Analytical approach for identification and mechanistic insights into mRNA-lipid adduct formation.

Messenger ribonucleic acid (mRNA), a promising tool in vaccine and therapeutic development, is reliant on intact mRNA delivery into target cells. Given its susceptibility to degradation, ensuring its stability is crucial, necessitating rigorous quality control throughout the product life cycle. This study presents an ion-pair reverse-phase liquid chromatography method that enables rapid and direct mRNA extraction from lipid nanoparticles, facilitated by using a surfactant in the sample preparation. This method, optimized using design of experiments (DoE), allows relative quantification of intact mRNA, mRNA fragments, and mRNA-lipid adducts. Forced degradation studies were used to investigate the impact of mRNA-lipid adducts on protein expression and to identify their chemical structures. The structures, identified by mass spectrometry, suggest reaction mechanisms that differ from those described in the literature so far.
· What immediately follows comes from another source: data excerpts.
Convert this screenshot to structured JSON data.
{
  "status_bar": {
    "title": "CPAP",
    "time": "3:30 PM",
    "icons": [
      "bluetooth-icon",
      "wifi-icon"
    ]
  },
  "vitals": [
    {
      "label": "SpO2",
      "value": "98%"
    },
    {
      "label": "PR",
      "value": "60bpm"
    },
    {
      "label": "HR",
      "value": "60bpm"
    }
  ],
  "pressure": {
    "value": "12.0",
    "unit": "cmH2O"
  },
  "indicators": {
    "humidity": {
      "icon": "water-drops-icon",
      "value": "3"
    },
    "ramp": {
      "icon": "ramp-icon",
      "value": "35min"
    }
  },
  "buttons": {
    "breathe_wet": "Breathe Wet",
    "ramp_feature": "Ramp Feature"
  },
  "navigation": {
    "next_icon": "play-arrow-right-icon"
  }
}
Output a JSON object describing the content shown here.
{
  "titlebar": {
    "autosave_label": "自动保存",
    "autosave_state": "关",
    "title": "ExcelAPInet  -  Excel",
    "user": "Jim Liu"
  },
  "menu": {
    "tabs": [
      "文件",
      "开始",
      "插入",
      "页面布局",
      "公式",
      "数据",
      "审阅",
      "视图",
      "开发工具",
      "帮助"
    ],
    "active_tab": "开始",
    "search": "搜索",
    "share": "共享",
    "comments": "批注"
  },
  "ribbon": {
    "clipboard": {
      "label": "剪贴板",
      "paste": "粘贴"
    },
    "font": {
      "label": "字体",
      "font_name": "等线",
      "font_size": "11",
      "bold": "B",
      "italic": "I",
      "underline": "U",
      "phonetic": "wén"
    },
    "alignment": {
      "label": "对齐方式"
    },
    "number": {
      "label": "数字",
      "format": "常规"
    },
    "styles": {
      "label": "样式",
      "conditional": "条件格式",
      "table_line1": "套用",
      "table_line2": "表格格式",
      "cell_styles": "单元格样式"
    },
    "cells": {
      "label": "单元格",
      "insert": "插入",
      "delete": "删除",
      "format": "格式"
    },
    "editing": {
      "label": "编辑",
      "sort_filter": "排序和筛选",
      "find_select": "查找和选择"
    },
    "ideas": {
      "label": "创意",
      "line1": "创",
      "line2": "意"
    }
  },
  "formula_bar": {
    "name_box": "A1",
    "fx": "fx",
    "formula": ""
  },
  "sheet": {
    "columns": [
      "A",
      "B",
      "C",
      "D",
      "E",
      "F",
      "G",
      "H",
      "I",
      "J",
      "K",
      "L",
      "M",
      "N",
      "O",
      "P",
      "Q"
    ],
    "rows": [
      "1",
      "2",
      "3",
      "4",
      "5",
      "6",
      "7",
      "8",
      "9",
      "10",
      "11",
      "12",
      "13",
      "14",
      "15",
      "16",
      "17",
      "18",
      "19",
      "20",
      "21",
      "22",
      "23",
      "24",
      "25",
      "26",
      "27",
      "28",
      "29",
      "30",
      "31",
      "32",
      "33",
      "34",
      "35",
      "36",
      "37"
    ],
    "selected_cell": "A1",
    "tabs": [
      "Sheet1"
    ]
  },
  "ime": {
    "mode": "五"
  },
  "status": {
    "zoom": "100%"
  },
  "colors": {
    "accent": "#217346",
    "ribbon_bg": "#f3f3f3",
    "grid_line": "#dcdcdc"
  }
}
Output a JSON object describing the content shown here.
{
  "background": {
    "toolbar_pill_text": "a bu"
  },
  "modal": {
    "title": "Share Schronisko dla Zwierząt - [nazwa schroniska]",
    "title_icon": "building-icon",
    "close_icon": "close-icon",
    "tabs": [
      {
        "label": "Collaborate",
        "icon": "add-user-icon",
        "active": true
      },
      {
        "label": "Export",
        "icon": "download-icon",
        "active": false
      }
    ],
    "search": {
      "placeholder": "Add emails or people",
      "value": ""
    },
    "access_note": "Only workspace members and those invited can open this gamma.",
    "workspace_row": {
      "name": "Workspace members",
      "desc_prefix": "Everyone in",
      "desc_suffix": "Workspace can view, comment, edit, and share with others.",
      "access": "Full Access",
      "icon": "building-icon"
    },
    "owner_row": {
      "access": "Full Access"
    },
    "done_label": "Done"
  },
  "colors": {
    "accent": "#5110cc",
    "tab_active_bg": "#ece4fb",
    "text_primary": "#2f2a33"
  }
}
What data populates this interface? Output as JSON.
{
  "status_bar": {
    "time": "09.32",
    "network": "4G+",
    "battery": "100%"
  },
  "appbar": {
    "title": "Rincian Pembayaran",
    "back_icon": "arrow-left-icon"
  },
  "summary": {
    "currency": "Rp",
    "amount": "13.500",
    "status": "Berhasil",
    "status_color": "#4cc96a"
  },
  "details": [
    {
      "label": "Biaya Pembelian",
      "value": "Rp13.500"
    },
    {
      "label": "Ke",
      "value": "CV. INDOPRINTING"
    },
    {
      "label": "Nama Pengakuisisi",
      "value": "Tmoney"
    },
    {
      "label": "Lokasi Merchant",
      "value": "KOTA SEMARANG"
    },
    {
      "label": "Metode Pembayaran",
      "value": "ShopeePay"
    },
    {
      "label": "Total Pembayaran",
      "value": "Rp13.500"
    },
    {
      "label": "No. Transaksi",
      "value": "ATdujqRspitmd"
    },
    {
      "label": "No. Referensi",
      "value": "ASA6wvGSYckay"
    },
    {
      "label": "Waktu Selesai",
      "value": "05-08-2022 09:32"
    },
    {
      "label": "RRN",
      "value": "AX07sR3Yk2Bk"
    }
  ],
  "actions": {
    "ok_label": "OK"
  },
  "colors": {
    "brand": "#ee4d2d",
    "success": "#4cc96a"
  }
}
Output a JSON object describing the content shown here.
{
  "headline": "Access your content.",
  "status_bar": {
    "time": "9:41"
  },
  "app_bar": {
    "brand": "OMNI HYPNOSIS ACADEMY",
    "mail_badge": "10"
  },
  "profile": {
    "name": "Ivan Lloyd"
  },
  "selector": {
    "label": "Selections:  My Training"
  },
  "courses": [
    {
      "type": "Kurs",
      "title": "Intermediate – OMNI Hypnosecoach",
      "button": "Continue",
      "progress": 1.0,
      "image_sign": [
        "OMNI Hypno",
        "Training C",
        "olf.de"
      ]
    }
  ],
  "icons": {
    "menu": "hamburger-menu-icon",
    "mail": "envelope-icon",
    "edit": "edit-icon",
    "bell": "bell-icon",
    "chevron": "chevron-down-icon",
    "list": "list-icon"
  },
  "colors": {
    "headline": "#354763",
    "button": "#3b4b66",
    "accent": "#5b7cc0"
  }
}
Further studies evaluated how formulation parameters such as pH, ionic strength, and buffering species affect mRNA-lipid adduct formation and mRNA fragmentation. A DoE assessed the impact of formulation parameters on mRNA integrity and mRNA-lipid adducts, showing that pH plays the major role. Overall, these findings have significant implications for the design and development of future mRNA-based biopharmaceuticals.